L’assurance vie répond à des objectifs d’investissement qui peuvent évoluer dans le temps. L’épargne est investie en tenant compte de votre tolérance au risque et de votre horizon d’investissement avec un mode de gestion libre ou de gestion pilotée. Les contrats offrent un accès à des supports en unités de compte constitués de différentes classes d’actifs (actions, obligations, immobilier, produits structurés, etc.).
À savoir. Avec la loi Pacte, l’offre de supports s’est étoffée avec davantage de fonds d’investissement socialement responsables (ISR), des fonds verts ou solidaires et des investissements tournés vers le financement de l’économie réelle.

Avec un horizon d’investissement de très long terme, le PER peut séduire ceux qui commencent à épargner tôt. Il permet d’envisager des investissements diversifiés adaptés à une épargne de long terme, dont le temps potentiellement lissera les risques liés aux aléas des marchés financiers, même s’il existe à terme un risque de perte en capital.
La Loi Pacte propose la gestion pilotée par défaut sur le PER. Ce mode de gestion a pour objectif de proposer un équilibre entre la recherche de performance et de sécurité en tenant compte de l’échéance de la retraite. Plus vous approchez du départ en retraite, plus la part des encours sécurisés augmente. Si vous souhaitez faire vos propres choix d’investissement, la gestion libre est toujours possible. Pour limiter potentiellement les risques et multiplier les opportunités, il convient souvent de diversifier vos placements en répartissant l’épargne sur des actifs différents qui n’évoluent pas de la même façon.

L’investissement sur les supports en unités de compte supporte un risque de perte en capital puisque leur valeur est sujette à fluctuation à la hausse comme à la baisse dépendant notamment de l’évolution des marchés financiers. L’assureur s’engage sur le nombre d’unités de compte et non sur leur valeur qu’il ne garantit pas.

 

Ce qu’il faut retenir

Vous hésitez entre une assurance vie ou un PER ? Sachez qu’en aucun cas un choix ne s’impose. Quel que soit la solution vers laquelle vous vous orientez, celles-ci ne sont pas incompatibles. Il est tout à fait possible de cumuler les deux placements et d’y répartir votre épargne.
Un contrat d’assurance vie peut être souscrit pour les coups durs, les études supérieures des enfants, transmettre un capital financier à moindres frais, se constituer un capital afin de pouvoir s’en servir éventuellement lors de sa retraite. Un PER individuel pour la constitution d’une épargne retraite certaine, quel que soit son niveau d’imposition.
On oppose trop souvent à tort l’assurance vie et le PER, ces solutions ne sont pas concurrentes, mais complémentaires.
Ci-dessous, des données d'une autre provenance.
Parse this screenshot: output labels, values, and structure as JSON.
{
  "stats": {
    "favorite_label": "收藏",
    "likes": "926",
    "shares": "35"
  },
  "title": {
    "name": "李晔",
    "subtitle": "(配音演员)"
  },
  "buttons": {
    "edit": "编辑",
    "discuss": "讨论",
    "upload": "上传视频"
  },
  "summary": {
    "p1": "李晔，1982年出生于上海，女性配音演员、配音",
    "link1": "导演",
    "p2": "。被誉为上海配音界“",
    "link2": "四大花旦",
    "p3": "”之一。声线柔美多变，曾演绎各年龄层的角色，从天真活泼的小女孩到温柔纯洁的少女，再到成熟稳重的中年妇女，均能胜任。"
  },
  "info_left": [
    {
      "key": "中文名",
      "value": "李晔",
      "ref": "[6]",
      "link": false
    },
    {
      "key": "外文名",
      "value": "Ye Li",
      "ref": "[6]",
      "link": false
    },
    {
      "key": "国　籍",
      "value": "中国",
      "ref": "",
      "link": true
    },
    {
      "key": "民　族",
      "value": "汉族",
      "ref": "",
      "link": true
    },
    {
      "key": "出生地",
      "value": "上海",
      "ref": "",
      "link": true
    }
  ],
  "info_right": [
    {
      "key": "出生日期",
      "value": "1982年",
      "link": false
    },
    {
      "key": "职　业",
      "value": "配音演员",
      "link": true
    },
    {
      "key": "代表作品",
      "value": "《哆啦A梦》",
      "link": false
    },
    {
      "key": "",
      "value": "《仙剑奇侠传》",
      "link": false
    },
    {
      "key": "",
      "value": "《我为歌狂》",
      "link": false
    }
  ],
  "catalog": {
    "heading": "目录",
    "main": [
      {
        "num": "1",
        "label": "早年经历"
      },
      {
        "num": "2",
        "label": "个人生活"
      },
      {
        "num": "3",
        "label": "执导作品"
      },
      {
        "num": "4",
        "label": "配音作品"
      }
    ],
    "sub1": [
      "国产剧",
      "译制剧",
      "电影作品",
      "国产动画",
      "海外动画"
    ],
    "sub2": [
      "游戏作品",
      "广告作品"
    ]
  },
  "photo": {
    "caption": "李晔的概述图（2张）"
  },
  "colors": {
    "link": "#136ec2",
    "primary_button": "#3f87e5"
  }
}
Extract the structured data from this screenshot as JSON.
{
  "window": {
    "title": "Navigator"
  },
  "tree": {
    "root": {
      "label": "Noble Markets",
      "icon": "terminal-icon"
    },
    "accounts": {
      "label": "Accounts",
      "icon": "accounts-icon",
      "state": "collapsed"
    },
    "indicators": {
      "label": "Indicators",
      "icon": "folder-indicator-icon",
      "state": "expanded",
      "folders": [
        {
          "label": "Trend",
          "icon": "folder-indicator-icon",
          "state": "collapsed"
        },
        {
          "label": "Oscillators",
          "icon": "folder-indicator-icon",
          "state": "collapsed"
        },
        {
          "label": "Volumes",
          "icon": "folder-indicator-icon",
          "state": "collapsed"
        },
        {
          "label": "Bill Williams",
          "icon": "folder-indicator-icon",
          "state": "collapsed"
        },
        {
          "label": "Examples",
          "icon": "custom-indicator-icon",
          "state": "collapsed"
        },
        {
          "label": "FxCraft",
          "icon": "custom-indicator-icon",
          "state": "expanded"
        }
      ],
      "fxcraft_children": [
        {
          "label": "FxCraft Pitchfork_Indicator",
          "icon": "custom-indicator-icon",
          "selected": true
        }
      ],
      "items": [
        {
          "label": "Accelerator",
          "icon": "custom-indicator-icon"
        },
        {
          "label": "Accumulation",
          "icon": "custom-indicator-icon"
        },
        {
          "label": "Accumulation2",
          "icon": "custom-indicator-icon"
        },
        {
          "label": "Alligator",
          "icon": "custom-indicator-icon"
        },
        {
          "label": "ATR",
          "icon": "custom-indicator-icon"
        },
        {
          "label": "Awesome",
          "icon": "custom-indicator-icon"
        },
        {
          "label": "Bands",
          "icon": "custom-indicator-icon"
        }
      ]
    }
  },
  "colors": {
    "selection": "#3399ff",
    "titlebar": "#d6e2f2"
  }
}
L’assurance vie n’exclut pas le PER et inversement. Elles vont de pair.

 

* hors prélèvements sociaux 
** sous réserve qu’il n’y ait pas de bénéficiaire acceptant ou de mise en garantie du contrat, et que l’assureur dispose d’un RIB

Toutes les classes d’actifs énoncées dans le présent article ne sont pas forcément accessibles dans votre contrat. Nous vous invitons à vous référer à votre documentation contractuelle pour connaître les supports éligibles au sein de votre contrat d’assurance vie ou votre PER.